Entscheidungsstichwort (Thema)
Verfassungswidrigkeit der pauschalierten Betreuervergütung
Leitsatz (amtlich)
1. §§ 4 und 5 VBVG betreffend die Vergütung des Berufsbetreuers eines nicht i.S.v. § 1836d BGB mittellosen Betreuten sind mit dem Grundgesetz insofern nicht vereinbar, als diese Vorschriften sowohl für den pauschalierten Stundenansatz gem. § 5 VBVG als auch für den Stundensatz gem. § 4 Abs. 1 VBVG von den Sonderfällen in § 6 VBVG abgesehen in keinem Fall Ausnahmen für besonders aufwendige und schwierige Betreuungen vorsehen.
2. Die Regelung in § 4 Abs. 2 Nr. 1 VBVG ist nicht mit dem Grundgesetz vereinbar, soweit danach der Stundensatz gem. § 4 Abs. 1 VBVG auch Kosten für Aufwendungen des Berufsbetreuers abdeckt, die nicht Aufwendungen i.S.d. § 1835 Abs. 3 BGB darstellen und die nicht zu den gewöhnlichen mit der Führung von Betreuungen regelmäßig verbundenen allgemeinen Kosten gehören, namentlich Reisekosten zur Wahrnehmung von Angelegenheiten in größerer Entfernung vom Wohn- bzw. Dienstort des Betreuers.
Normenkette
GG Art. 100 Abs. 1; VBVG §§ 4-5
Verfahrensgang
LG Braunschweig (Beschluss vom 11.04.2006; Aktenzeichen 8 T 301/06) |
AG Clausthal-Zellerfeld (Aktenzeichen 9 XVII 42/04) |
Nachgehend
Tenor
1. Das Verfahren über die weitere Beschwerde des Beteiligten zu 1) gegen den Beschluss des LG Braunschweig vom 11.4.2006 wird ausgesetzt.
2. Die Sache wird gem. Art. 100 Abs. 1 GG dem BVerfG zur Entscheidung folgender Fragen vorgelegt:
a) Sind §§ 4 und 5 VBVG betreffend die Vergütung des Berufsbetreuers eines nicht i.S.v. § 1836d BGB mittellosen Betreuten mit dem Grundgesetz insofern vereinbar, als diese Vorschriften sowohl für den pauschalierten Stundenansatz gem. § 5 VBVG als auch für den Stundensatz gem. § 4 Abs. 1 VBVG von den Sonderfällen in § 6 VBVG abgesehen in keinem Fall Ausnahmen für besonders aufwendige und schwierige Betreuungen vorsehen?

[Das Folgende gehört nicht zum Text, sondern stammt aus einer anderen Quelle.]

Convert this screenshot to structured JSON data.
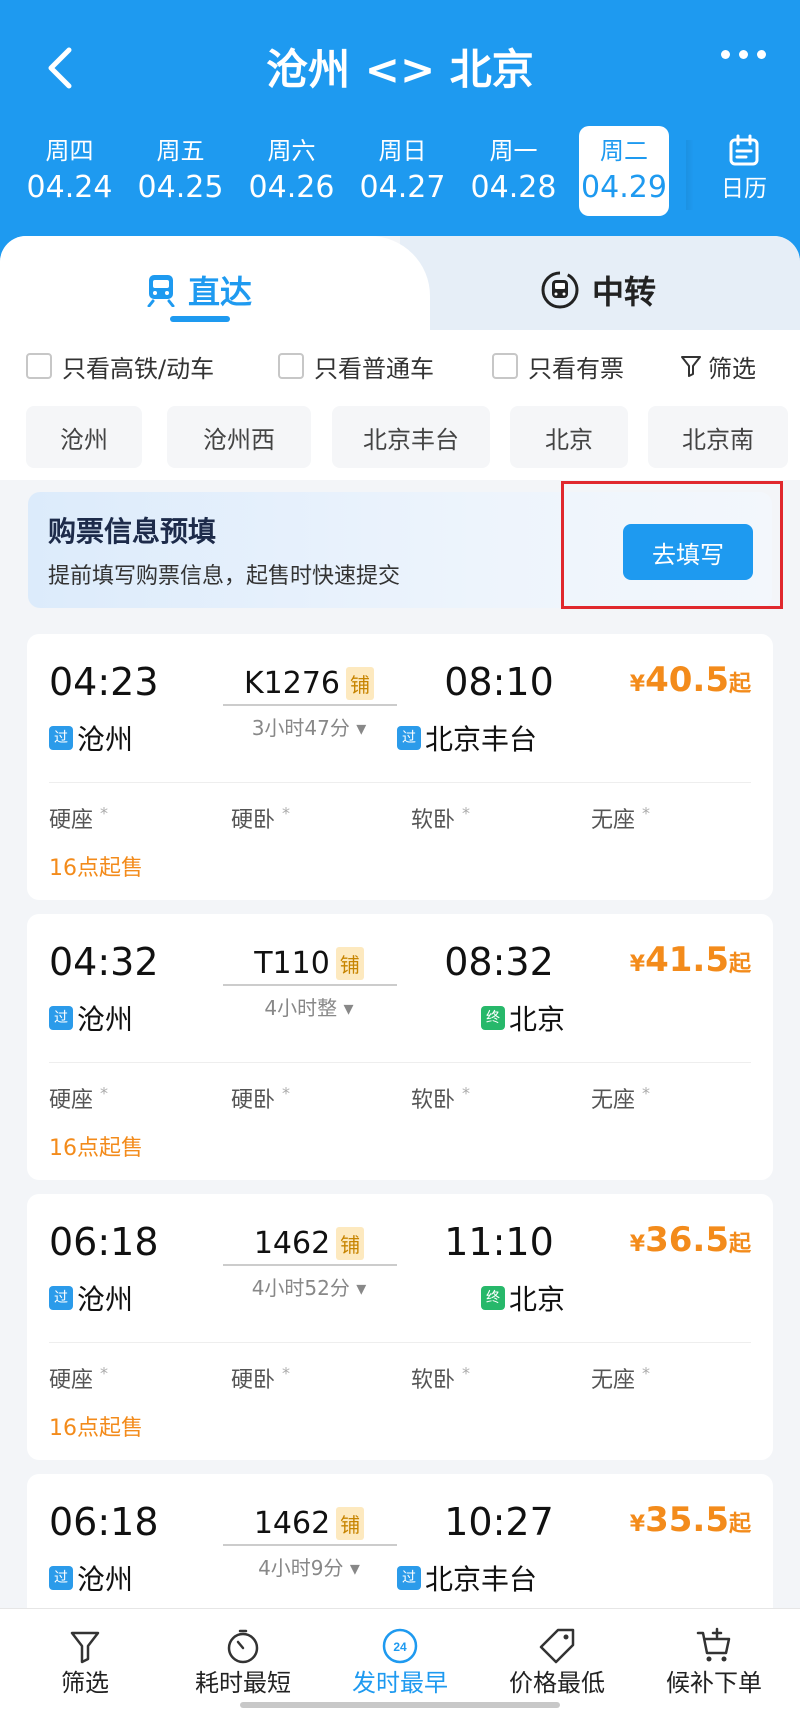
{
  "header": {
    "title": "沧州 <> 北京",
    "dates": [
      {
        "weekday": "周四",
        "date": "04.24"
      },
      {
        "weekday": "周五",
        "date": "04.25"
      },
      {
        "weekday": "周六",
        "date": "04.26"
      },
      {
        "weekday": "周日",
        "date": "04.27"
      },
      {
        "weekday": "周一",
        "date": "04.28"
      },
      {
        "weekday": "周二",
        "date": "04.29"
      }
    ],
    "calendar_label": "日历"
  },
  "tabs": {
    "direct": "直达",
    "transfer": "中转"
  },
  "filters": {
    "high_speed": "只看高铁/动车",
    "normal": "只看普通车",
    "available": "只看有票",
    "filter": "筛选"
  },
  "stations": [
    "沧州",
    "沧州西",
    "北京丰台",
    "北京",
    "北京南"
  ],
  "prefill": {
    "title": "购票信息预填",
    "subtitle": "提前填写购票信息，起售时快速提交",
    "button": "去填写"
  },
  "trains": [
    {
      "dep_time": "04:23",
      "train_no": "K1276",
      "berth_tag": "铺",
      "duration": "3小时47分",
      "arr_time": "08:10",
      "price": "40.5",
      "dep_tag": "过",
      "dep_station": "沧州",
      "arr_tag": "过",
      "arr_station": "北京丰台",
      "sale": "16点起售"
    },
    {
      "dep_time": "04:32",
      "train_no": "T110",
      "berth_tag": "铺",
      "duration": "4小时整",
      "arr_time": "08:32",
      "price": "41.5",
      "dep_tag": "过",
      "dep_station": "沧州",
      "arr_tag": "终",
      "arr_station": "北京",
      "sale": "16点起售"
    },
    {
      "dep_time": "06:18",
      "train_no": "1462",
      "berth_tag": "铺",
      "duration": "4小时52分",
      "arr_time": "11:10",
      "price": "36.5",
      "dep_tag": "过",
      "dep_station": "沧州",
      "arr_tag": "终",
      "arr_station": "北京",
      "sale": "16点起售"
    },
    {
      "dep_time": "06:18",
      "train_no": "1462",
      "berth_tag": "铺",
      "duration": "4小时9分",
      "arr_time": "10:27",
      "price": "35.5",
      "dep_tag": "过",
      "dep_station": "沧州",
      "arr_tag": "过",
      "arr_station": "北京丰台",
      "sale": ""
    }
  ],
  "seats": [
    "硬座",
    "硬卧",
    "软卧",
    "无座"
  ],
  "seat_mark": "*",
  "currency": "¥",
  "price_suffix": "起",
  "bottom_nav": [
    {
      "label": "筛选",
      "icon": "filter-icon"
    },
    {
      "label": "耗时最短",
      "icon": "timer-icon"
    },
    {
      "label": "发时最早",
      "icon": "clock-24-icon"
    },
    {
      "label": "价格最低",
      "icon": "price-tag-icon"
    },
    {
      "label": "候补下单",
      "icon": "cart-add-icon"
    }
  ],
  "colors": {
    "brand": "#1e9af0",
    "price": "#f38b1b",
    "highlight_box": "#e0282d"
  }
}
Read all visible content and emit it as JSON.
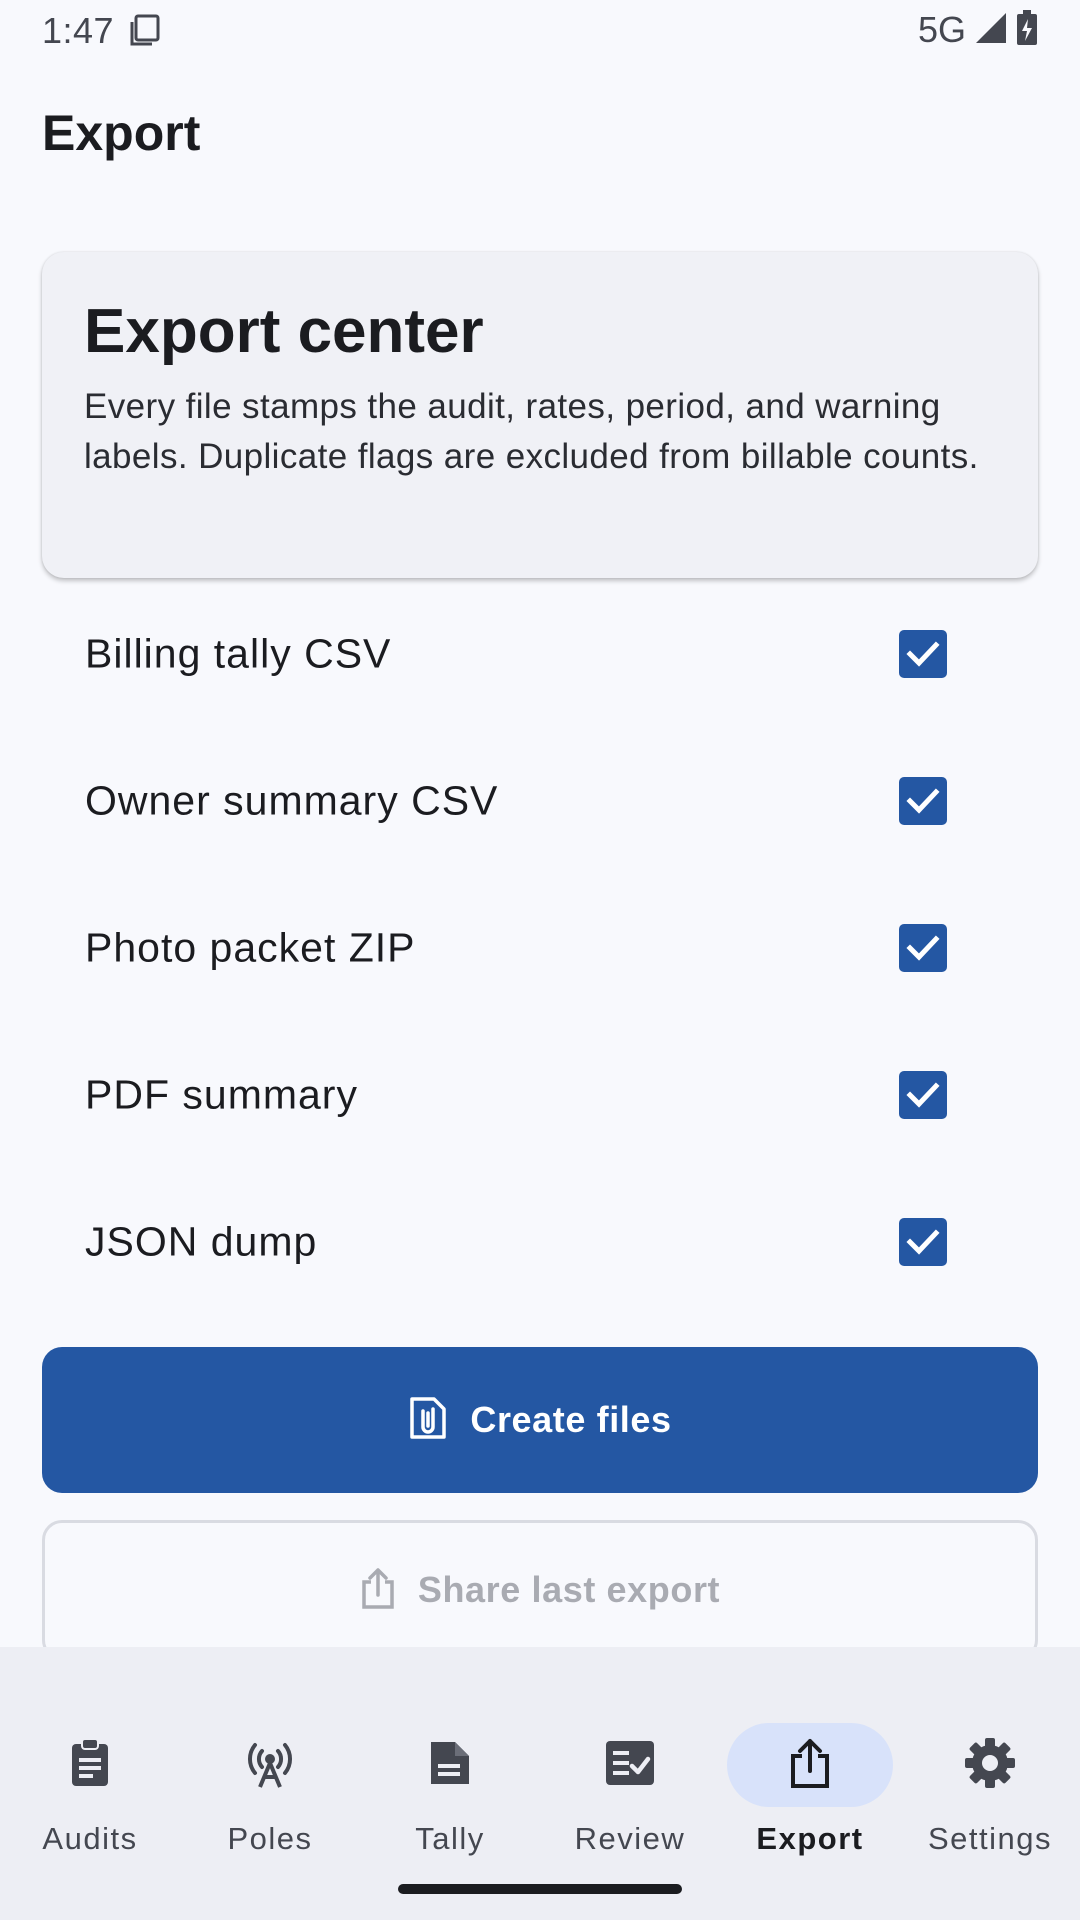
{
  "status_bar": {
    "time": "1:47",
    "network": "5G"
  },
  "header": {
    "title": "Export"
  },
  "info_card": {
    "title": "Export center",
    "description": "Every file stamps the audit, rates, period, and warning labels. Duplicate flags are excluded from billable counts."
  },
  "options": [
    {
      "label": "Billing tally CSV",
      "checked": true
    },
    {
      "label": "Owner summary CSV",
      "checked": true
    },
    {
      "label": "Photo packet ZIP",
      "checked": true
    },
    {
      "label": "PDF summary",
      "checked": true
    },
    {
      "label": "JSON dump",
      "checked": true
    }
  ],
  "actions": {
    "create_files_label": "Create files",
    "share_last_export_label": "Share last export"
  },
  "bottom_nav": {
    "items": [
      {
        "label": "Audits",
        "icon": "clipboard-icon"
      },
      {
        "label": "Poles",
        "icon": "antenna-icon"
      },
      {
        "label": "Tally",
        "icon": "note-icon"
      },
      {
        "label": "Review",
        "icon": "checklist-icon"
      },
      {
        "label": "Export",
        "icon": "share-icon",
        "active": true
      },
      {
        "label": "Settings",
        "icon": "gear-icon"
      }
    ]
  },
  "colors": {
    "primary": "#2457a3",
    "background": "#f8f9fd",
    "nav_background": "#edeef4",
    "active_pill": "#d8e2fa",
    "disabled_text": "#a9abb2"
  }
}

b) Ist die Regelung in § 4 Abs. 2 Nr. 1 VBVG mit dem Grundgesetz vereinbar, soweit danach der Stundensatz gem. § 4 Abs. 1 VBVG auch Kosten für Aufwendungen des Berufsbetreuers abdeckt, die nicht Aufwendungen i.S.d. § 1835 III BGB darstellen und die nicht zu den gewöhnlichen mit der Führung von Betreuungen regelmäßig verbundenen allgemeinen Kosten gehören, namentlich Reisekosten zur Wahrnehmung von Angelegenheiten in größerer Entfernung vom Wohn bzw. Dienstort des Betreuers?
Gründe
I. Der jetzt 50 Jahre alte Betroffene war früher als Vorstandsmitglied eines großen Unternehmens tätig. Dort schied er nach Übernahme des Unternehmens durch ein anderes Unternehmen aus und war freiberuflich als Unternehmensberater tätig. Er ist verheiratet und hat 2 Kinder. Die Ehe befand sich 2003 in einer Krise. Am 30./31.5.2003 versuchte der Betroffene, sich das Leben zu nehmen. In Folge des Suizidversuchs leidet er ausweislich des Gutachtens von Dr. G. vom 24.2.2004 an einem hirnorganischen Psychosyndrom bei Zustand nach hypoxischer Hirnschädigung mit anamnestischem Syndrom, organischen wahnhaften Störungen, Störung der Krankheitseinsicht, der Gedächtnisausbildung und der räumlichen Orientierung.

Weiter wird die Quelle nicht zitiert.